Blocking the production of a single enzyme in the gut – inducible nitric oxide synthase (iNOS) – was able to stop this destructive cycle.
“Previous research has shown that chronic kidney disease is associated with an increased abundance of enterobacteria in feces,” said Jee-Yon Lee, first author of the study and a project scientist in the Department of Medical Microbiology and Immunology.
Enterobacteriaceae is a large family of bacteria that includes both harmless and pathogenic species.
“This study identifies host-derived nitrate as a switch that transforms commensal gut bacteria E. coli to indole producers capable of accelerating chronic kidney disease,” Lee said.
CKD affects about 1 in 7 adults in the US
Chronic kidney disease, which is a gradual loss of kidney function, affects about 1 in 7 adults in the US, or about 35.5 million Americans. About 1 in 3 people with diabetes and 1 in 5 people with high blood pressure have kidney disease. Globally, approximately 788 million people are estimated to have CKD in 2023.
For people with kidney failure, dialysis is a life-saving procedure that removes waste and extra fluid from the blood. But indoxyl sulfate cannot be removed by dialysis because it binds to serum albumin, a common protein in the blood. Higher serum levels of indoxyl sulfate are associated with more severe chronic kidney disease.
“By identifying the driver responsible for the increase of Enterobacteriaceae in CKD and demonstrating the importance of these bacteria for indole production and disease progression, our research points to iNOS as a potential target for intervention strategies,” said Andreas Bäumler, Distinguished Professor in the Department of Medical Microbiology and Immunology and senior author of the paper.
Methods and possible treatment
The researchers looked at specific strains of it E. coli in mice. They also looked at stool samples from people with and without CKD. In mice, they found:
- Renal dysfunction induced increased transcription Nos2 (the gene responsible for making iNOS) in the lining of the colon.
- Increased iNOS led to an increase in nitric oxide, which reacted with oxygen radicals to form nitrate.
- Increased nitrate levels are fed coli development, leading to higher production of indoxyl sulfate, a kidney toxin, creating the harmful feedback loop.
In addition to the mouse findings, the researchers found that stool samples from people with CKD showed the same effect seen in mice. Although stool samples from people with kidney disease showed higher levels E. coliindole production increased only when nitrate was added, compared to healthy controls.
To determine whether reducing iNOS levels could improve outcomes in the mice, the researchers tested aminoguanidine, an investigational drug known to inhibit iNOS. Mice given aminoguanidine showed reduced mucosal nitrate, reduced indoxyl sulfate, and improved kidney outcomes.
Limitations and next steps
Although the results are promising for finding a mechanism to reduce indole sulfate—and potentially improve the progression of kidney disease—the researchers note several limitations.

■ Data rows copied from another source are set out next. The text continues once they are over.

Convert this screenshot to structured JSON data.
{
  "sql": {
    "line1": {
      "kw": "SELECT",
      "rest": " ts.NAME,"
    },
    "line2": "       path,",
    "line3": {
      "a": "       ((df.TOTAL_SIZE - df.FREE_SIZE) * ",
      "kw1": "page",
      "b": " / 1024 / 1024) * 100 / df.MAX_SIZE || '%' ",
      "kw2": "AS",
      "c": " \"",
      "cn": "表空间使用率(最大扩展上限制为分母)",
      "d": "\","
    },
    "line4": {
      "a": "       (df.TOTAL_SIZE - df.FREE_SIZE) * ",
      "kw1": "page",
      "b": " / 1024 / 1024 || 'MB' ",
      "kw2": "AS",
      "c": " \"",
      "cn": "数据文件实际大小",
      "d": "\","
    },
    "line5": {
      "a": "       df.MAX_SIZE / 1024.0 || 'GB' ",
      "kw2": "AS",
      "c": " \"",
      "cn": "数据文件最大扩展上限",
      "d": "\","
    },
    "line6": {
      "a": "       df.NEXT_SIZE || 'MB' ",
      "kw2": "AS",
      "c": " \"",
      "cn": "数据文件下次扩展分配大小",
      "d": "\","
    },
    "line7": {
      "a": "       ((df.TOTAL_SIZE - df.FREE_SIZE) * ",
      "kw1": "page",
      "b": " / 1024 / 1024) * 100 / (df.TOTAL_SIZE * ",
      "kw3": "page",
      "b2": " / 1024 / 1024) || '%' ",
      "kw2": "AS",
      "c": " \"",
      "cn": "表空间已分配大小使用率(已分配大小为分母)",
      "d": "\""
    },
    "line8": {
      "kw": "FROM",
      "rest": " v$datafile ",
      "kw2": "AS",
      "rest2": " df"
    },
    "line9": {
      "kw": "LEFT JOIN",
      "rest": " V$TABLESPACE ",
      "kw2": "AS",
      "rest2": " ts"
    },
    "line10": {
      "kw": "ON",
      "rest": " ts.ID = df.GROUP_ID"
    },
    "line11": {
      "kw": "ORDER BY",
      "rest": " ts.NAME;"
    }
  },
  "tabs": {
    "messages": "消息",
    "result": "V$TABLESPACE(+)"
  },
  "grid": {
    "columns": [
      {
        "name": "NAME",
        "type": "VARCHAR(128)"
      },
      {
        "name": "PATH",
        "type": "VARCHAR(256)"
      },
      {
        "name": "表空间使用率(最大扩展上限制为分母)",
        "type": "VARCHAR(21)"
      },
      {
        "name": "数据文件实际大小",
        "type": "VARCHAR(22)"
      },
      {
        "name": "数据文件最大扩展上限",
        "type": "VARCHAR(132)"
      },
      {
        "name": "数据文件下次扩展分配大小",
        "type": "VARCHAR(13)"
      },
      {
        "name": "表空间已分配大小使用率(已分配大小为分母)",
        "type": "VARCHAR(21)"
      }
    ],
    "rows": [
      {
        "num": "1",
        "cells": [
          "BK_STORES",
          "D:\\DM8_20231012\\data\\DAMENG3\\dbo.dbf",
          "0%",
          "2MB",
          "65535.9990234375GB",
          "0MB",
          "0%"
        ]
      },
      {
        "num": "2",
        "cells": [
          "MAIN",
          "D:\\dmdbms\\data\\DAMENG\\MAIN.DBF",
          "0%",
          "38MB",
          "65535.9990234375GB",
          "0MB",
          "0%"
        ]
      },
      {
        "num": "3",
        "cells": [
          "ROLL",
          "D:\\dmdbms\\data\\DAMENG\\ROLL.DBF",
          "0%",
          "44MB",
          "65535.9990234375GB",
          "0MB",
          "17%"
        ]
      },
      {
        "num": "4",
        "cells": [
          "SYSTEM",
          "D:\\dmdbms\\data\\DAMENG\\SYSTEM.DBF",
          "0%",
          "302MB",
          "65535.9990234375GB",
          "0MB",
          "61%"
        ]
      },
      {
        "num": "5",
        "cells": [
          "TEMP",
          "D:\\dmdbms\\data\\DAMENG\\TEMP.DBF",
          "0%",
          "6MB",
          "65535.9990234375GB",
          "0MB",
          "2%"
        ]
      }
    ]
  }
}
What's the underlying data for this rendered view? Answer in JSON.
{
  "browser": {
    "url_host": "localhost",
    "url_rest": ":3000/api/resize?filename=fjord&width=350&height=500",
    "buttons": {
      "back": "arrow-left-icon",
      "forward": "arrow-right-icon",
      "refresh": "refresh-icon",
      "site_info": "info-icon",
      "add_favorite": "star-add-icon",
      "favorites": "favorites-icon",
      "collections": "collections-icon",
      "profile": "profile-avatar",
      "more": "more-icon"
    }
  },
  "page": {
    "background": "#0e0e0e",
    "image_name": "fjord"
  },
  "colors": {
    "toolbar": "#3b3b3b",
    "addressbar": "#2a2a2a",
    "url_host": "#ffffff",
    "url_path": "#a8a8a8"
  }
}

Although human gut bacteria mirror the nitrate-dependent indole surge in mice, more studies will be needed to confirm the results in humans. Clinical trials are also needed to test whether iNOS inhibitors, or other agonists or inhibitors, could safely reduce indoxyl sulfate and improve outcomes in people with CKD.
And finally, they note that the gut ecosystem is complex. E. coli is not the only indole-producing gut bacterium, and long-term suppression of nitrate pathways may have unknown trade-offs.
“This study shows that changing the gut environment—not just the microbes themselves—can have profound effects on disease progression,” Bäumler said. “Targeting host pathways that modulate microbial metabolism may represent a new way to intervene in chronic kidney disease.”